18.09.2008

Du soleil dans la classe

Catégorie : Impressions de reportages. Mots clés : , , , , .

Reportage sur trois élèves trisomiques, intégrés dans une classe de 5éme dans un collège de Bourg-en-Bresse.

On les appelle les « enfants du soleil » parce qu’ils apportent la chaleur de leur sourire. J’ai pu constater lors de ce reportage, que leur surnom n’était pas volé. Erwin, Victor et William ne manquent pas d’irradier leur classe de leur espièglerie et bonne humeur.

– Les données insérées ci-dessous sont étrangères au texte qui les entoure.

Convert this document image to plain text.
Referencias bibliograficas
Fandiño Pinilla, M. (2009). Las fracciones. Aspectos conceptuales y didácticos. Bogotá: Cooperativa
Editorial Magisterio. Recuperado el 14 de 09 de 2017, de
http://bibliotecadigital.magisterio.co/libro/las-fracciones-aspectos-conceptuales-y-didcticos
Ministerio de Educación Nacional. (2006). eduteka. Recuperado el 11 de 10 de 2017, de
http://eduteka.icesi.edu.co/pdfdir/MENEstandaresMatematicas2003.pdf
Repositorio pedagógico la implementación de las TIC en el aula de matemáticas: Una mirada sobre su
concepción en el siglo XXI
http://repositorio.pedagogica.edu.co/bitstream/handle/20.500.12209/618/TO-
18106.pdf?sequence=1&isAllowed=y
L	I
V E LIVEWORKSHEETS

Exempts de barrière sociale, ils font ce qui leur plait quand ça leur chante. Cela ne doit pas faire oublier leur extrême sensibilité et donc fragilité. Partage entre moments de blues, taquineries envers leurs camarades de classe et grimaces devant l’objectif, cette journée se veut une journée comme les autres. Même si la présence d’un photographe stimule plus l’envie de jouer que celle de travailler.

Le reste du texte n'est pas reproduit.